そうじゃないとポリゴンが裏になって表示されなくなる。(カメラを裏に回せば見えるが)
順番が決まってしまえば書くのは簡単。
void Quad::Initialize()
{
:
:
:
//インデックス情報
int index[] = { 0,2,3, 0,1,2 };
}
このように、int型の配列に番号を順番に入れればいいだけ。
class Quad
{
ID3D11Buffer *pVertexBuffer_;
ID3D11Buffer *pIndexBuffer_;
public:
//インデックス情報
int index[] = { 0,2,3, 0,1,2 };
// インデックスバッファを生成する
D3D11_BUFFER_DESC bd;
bd.Usage = D3D11_USAGE_DEFAULT;
bd.ByteWidth = sizeof(index);
bd.BindFlags = D3D11_BIND_INDEX_BUFFER;
bd.CPUAccessFlags = 0;
bd.MiscFlags = 0;
D3D11_SUBRESOURCE_DATA InitData;
InitData.pSysMem = index;
InitData.SysMemPitch = 0;
InitData.SysMemSlicePitch = 0;
Direct3D::pDevice->CreateBuffer(&bd, &InitData, &pIndexBuffer_);
}
やり方は頂点バッファと同じ。
表示したいモデルに関する情報は揃ったが、カメラやライトの情報が無いと描画できない。
これらの情報は「コンスタントバッファ」という領域を用意してパイプラインに入れてやる。
まずは、渡してやる情報をまとめた構造体を用意する。
今回は、最低限必要なカメラの情報のみにする。
//コンスタントバッファー
struct CONSTANT_BUFFER
{
XMMATRIX matWVP;
};
class Quad
{
ID3D11Buffer *pVertexBuffer_;
ID3D11Buffer *pIndexBuffer_;
次に、コンスタントバッファ(データを置く場所)を作成する。
変数を用意して、Initialize関数の続きに記入。
class Quad
{
ID3D11Buffer *pVertexBuffer_;
ID3D11Buffer *pIndexBuffer_;
ID3D11Buffer *pConstantBuffer_; //コンスタントバッファ
public:
void Quad::Initialize()
{
:
:
:
//コンスタントバッファ作成
D3D11_BUFFER_DESC cb;
cb.ByteWidth = sizeof(CONSTANT_BUFFER);
cb.Usage = D3D11_USAGE_DYNAMIC;
cb.BindFlags = D3D11_BIND_CONSTANT_BUFFER;
cb.CPUAccessFlags = D3D11_CPU_ACCESS_WRITE;
cb.MiscFlags = 0;
cb.StructureByteStride = 0;
// コンスタントバッファの作成
Direct3D::pDevice->CreateBuffer(&cb, nullptr, &pConstantBuffer_);
}
頂点バッファやインデックスバッファは、データを用意してからバッファを用意し、それと同時にバッファにデータを置いていた。

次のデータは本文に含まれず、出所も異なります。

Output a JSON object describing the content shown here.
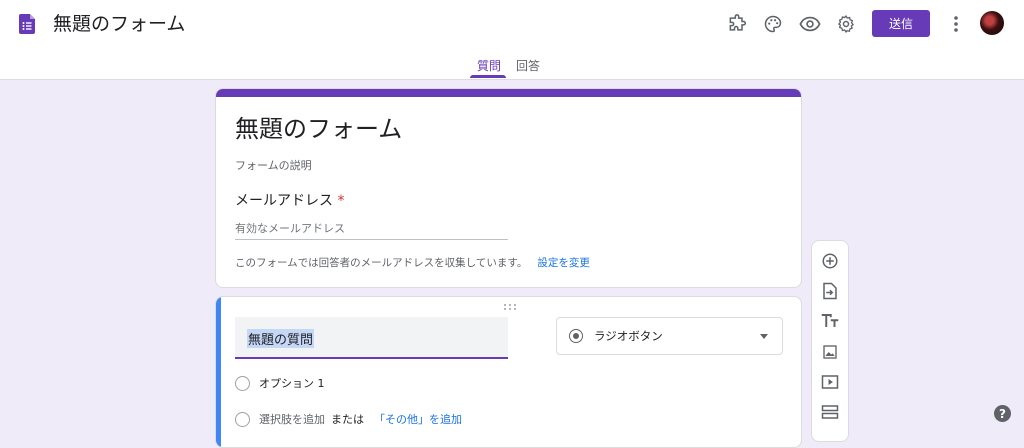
{
  "header": {
    "doc_title": "無題のフォーム",
    "send_label": "送信",
    "icons": [
      "addons-icon",
      "palette-icon",
      "preview-eye-icon",
      "settings-gear-icon",
      "more-vert-icon"
    ]
  },
  "tabs": [
    {
      "label": "質問",
      "active": true
    },
    {
      "label": "回答",
      "active": false
    }
  ],
  "form": {
    "title": "無題のフォーム",
    "description_placeholder": "フォームの説明",
    "email_label": "メールアドレス",
    "required_mark": "*",
    "email_placeholder": "有効なメールアドレス",
    "collect_note": "このフォームでは回答者のメールアドレスを収集しています。",
    "change_settings_link": "設定を変更"
  },
  "question": {
    "title": "無題の質問",
    "type_label": "ラジオボタン",
    "option1": "オプション 1",
    "add_option": "選択肢を追加",
    "or_text": "または",
    "add_other": "「その他」を追加"
  },
  "side_toolbar": [
    "add-question-icon",
    "import-questions-icon",
    "add-title-icon",
    "add-image-icon",
    "add-video-icon",
    "add-section-icon"
  ],
  "colors": {
    "accent": "#673ab7",
    "background": "#f0ebf8",
    "focus_stripe": "#4285f4",
    "link": "#1a73e8"
  }
}
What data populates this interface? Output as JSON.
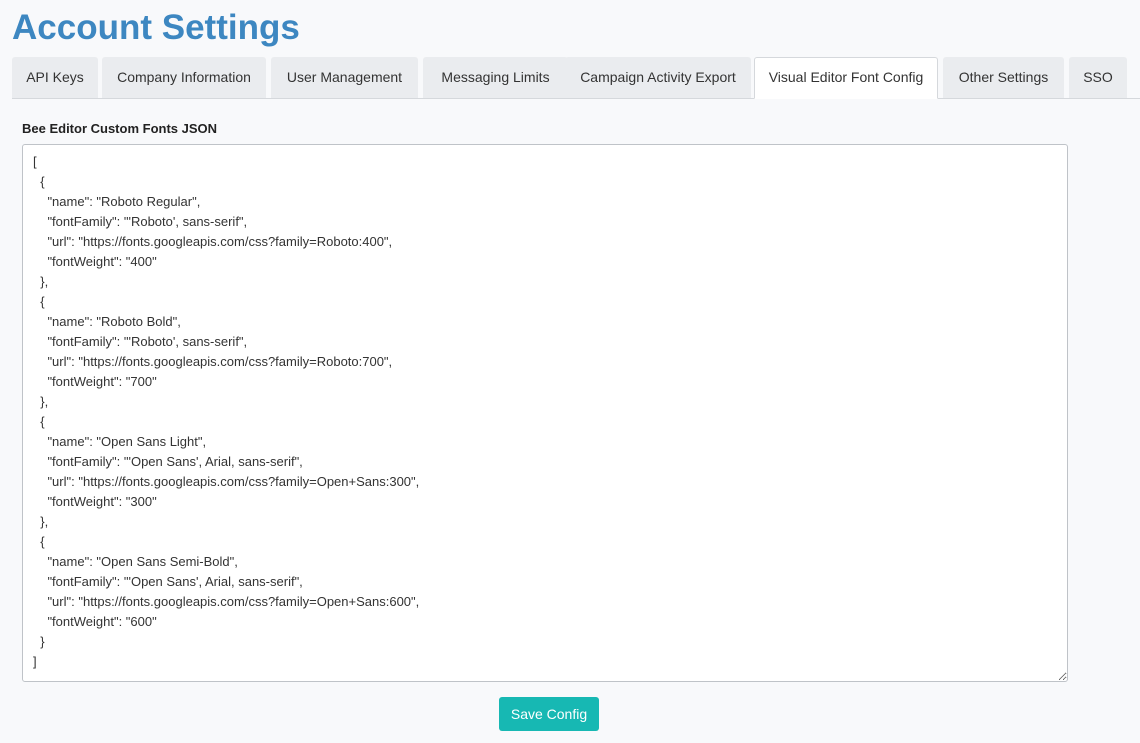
{
  "page": {
    "title": "Account Settings"
  },
  "tabs": [
    {
      "label": "API Keys",
      "active": false
    },
    {
      "label": "Company Information",
      "active": false
    },
    {
      "label": "User Management",
      "active": false
    },
    {
      "label": "Messaging Limits",
      "active": false
    },
    {
      "label": "Campaign Activity Export",
      "active": false
    },
    {
      "label": "Visual Editor Font Config",
      "active": true
    },
    {
      "label": "Other Settings",
      "active": false
    },
    {
      "label": "SSO",
      "active": false
    }
  ],
  "form": {
    "label": "Bee Editor Custom Fonts JSON",
    "value": "[\n  {\n    \"name\": \"Roboto Regular\",\n    \"fontFamily\": \"'Roboto', sans-serif\",\n    \"url\": \"https://fonts.googleapis.com/css?family=Roboto:400\",\n    \"fontWeight\": \"400\"\n  },\n  {\n    \"name\": \"Roboto Bold\",\n    \"fontFamily\": \"'Roboto', sans-serif\",\n    \"url\": \"https://fonts.googleapis.com/css?family=Roboto:700\",\n    \"fontWeight\": \"700\"\n  },\n  {\n    \"name\": \"Open Sans Light\",\n    \"fontFamily\": \"'Open Sans', Arial, sans-serif\",\n    \"url\": \"https://fonts.googleapis.com/css?family=Open+Sans:300\",\n    \"fontWeight\": \"300\"\n  },\n  {\n    \"name\": \"Open Sans Semi-Bold\",\n    \"fontFamily\": \"'Open Sans', Arial, sans-serif\",\n    \"url\": \"https://fonts.googleapis.com/css?family=Open+Sans:600\",\n    \"fontWeight\": \"600\"\n  }\n]",
    "save_label": "Save Config"
  },
  "colors": {
    "title": "#3d87c1",
    "save_button": "#17b8b3",
    "tab_inactive": "#eaecef",
    "tab_active": "#ffffff",
    "background": "#f8f9fb"
  }
}
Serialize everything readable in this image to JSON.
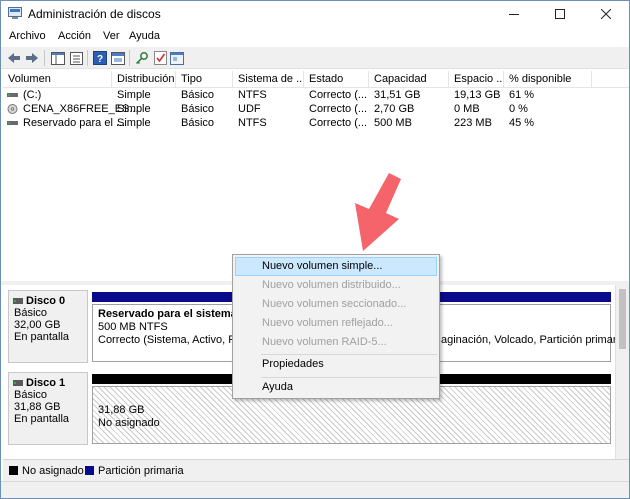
{
  "window": {
    "title": "Administración de discos"
  },
  "menubar": {
    "items": [
      "Archivo",
      "Acción",
      "Ver",
      "Ayuda"
    ]
  },
  "volume_list": {
    "columns": [
      "Volumen",
      "Distribución",
      "Tipo",
      "Sistema de ...",
      "Estado",
      "Capacidad",
      "Espacio ...",
      "% disponible"
    ],
    "rows": [
      [
        "(C:)",
        "Simple",
        "Básico",
        "NTFS",
        "Correcto (...",
        "31,51 GB",
        "19,13 GB",
        "61 %"
      ],
      [
        "CENA_X86FREE_ES...",
        "Simple",
        "Básico",
        "UDF",
        "Correcto (...",
        "2,70 GB",
        "0 MB",
        "0 %"
      ],
      [
        "Reservado para el ...",
        "Simple",
        "Básico",
        "NTFS",
        "Correcto (...",
        "500 MB",
        "223 MB",
        "45 %"
      ]
    ]
  },
  "disks": [
    {
      "name": "Disco 0",
      "type": "Básico",
      "size": "32,00 GB",
      "status": "En pantalla",
      "partition": {
        "title": "Reservado para el sistema",
        "size": "500 MB NTFS",
        "status": "Correcto (Sistema, Activo, Part",
        "status_tail": "aginación, Volcado, Partición primaria"
      }
    },
    {
      "name": "Disco 1",
      "type": "Básico",
      "size": "31,88 GB",
      "status": "En pantalla",
      "partition": {
        "size": "31,88 GB",
        "status": "No asignado"
      }
    }
  ],
  "context_menu": {
    "items": [
      "Nuevo volumen simple...",
      "Nuevo volumen distribuido...",
      "Nuevo volumen seccionado...",
      "Nuevo volumen reflejado...",
      "Nuevo volumen RAID-5...",
      "Propiedades",
      "Ayuda"
    ]
  },
  "legend": {
    "unallocated": "No asignado",
    "primary": "Partición primaria"
  },
  "colors": {
    "primary_partition": "#0a0a8c",
    "unallocated": "#000000",
    "menu_highlight": "#cce8ff",
    "arrow": "#f4646a"
  }
}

しかし、カメラの位置とかはゲーム中に変わる可能性があるので、この時点では決まっていない。
そこで、この時点では空の状態のバッファだけ用意しておいて、Draw関数でデータを用意してやる。
ということでDraw関数でカメラの情報を作成しよう。
あとでカメラクラスを別に作るので、説明はその時にする。
void Quad::Draw()
{
//コンスタントバッファに渡す情報
XMVECTOR position = { 0, 3, -10, 0 }; //カメラの位置
XMVECTOR target = { 0, 0, 0, 0 }; //カメラの焦点
XMMATRIX view = XMMatrixLookAtLH(position, target, XMVectorSet(0, 1, 0, 0)); //ビュー行列
XMMATRIX proj = XMMatrixPerspectiveFovLH(XM_PIDIV4, 800.0f / 600.0f, 0.1f, 100.0f);//射影行列
CONSTANT_BUFFER cb;
cb.matWVP = XMMatrixTranspose(view * proj);
}
ビュー行列(カメラの位置や向き)と射影行列(レンズの画角など)の情報を準備。
それを掛け算したものが今回必要になるデータ。
次はこれをバッファに格納する。
void Quad::Draw()
{
:
:
:
D3D11_MAPPED_SUBRESOURCE pdata;
Direct3D::pContext->Map(pConstantBuffer_, 0, D3D11_MAP_WRITE_DISCARD, 0, &pdata); // GPUからのデータアクセスを止める
memcpy_s(pdata.pData, pdata.RowPitch, (void*)(&cb), sizeof(cb)); // データを値を送る
Direct3D::pContext->Unmap(pConstantBuffer_, 0); //再開
}
Mapという関数で動きをいったん止めて書き込み可能状態にし、memcpy_sでデータをぶっこんで、Unmapで動きを再開させる。
これだと、pContextのところにエラーが出るので……どうすればいいんだっけ?(Direct3D.hにpContextが無いのが原因)
やっと描画できる。
まず、頂点バッファ、インデックスバッファ、コンスタントバッファにあるデータをパイプラインに流す。
(バッファは複数用意しておいて、この時にどれを使うか決めることもできる)
void Quad::Draw()
{
:
:
:
//頂点バッファ
UINT stride = sizeof(XMVECTOR);
UINT offset = 0;
Direct3D::pContext->IASetVertexBuffers(0, 1, &pVertexBuffer_, &stride, &offset);
// インデックスバッファーをセット
stride = sizeof(int);
offset = 0;
Direct3D::pContext->IASetIndexBuffer(pIndexBuffer_, DXGI_FORMAT_R32_UINT, 0);
//コンスタントバッファ
Direct3D::pContext->VSSetConstantBuffers(0, 1, &pConstantBuffer_); //頂点シェーダー用
Direct3D::pContext->PSSetConstantBuffers(0, 1, &pConstantBuffer_); //ピクセルシェーダー用
}
そして描画!
Direct3D::pContext->DrawIndexed(6, 0, 0);
第一引数の「6」はインデックス情報の数。
配列の要素数が自動的に指定されるように書いておいた方がいいね。
これでQuadクラスは一通りできたので、このクラスを使ってみよう。
Main.cppにQuad型のポインタ変数を作り、しかるべき位置で「new」して「Initialize」「Draw」「Release」関数を呼ぼう。
実行すると、白い正方形が表示されるはず。
作ったものを解放しよう。
もう自分で書けますね?
ヘッダで作った変数は、コンストラクタで初期化し(ポインタなら)最後に解放する。
解放の順番は「作った時の逆」。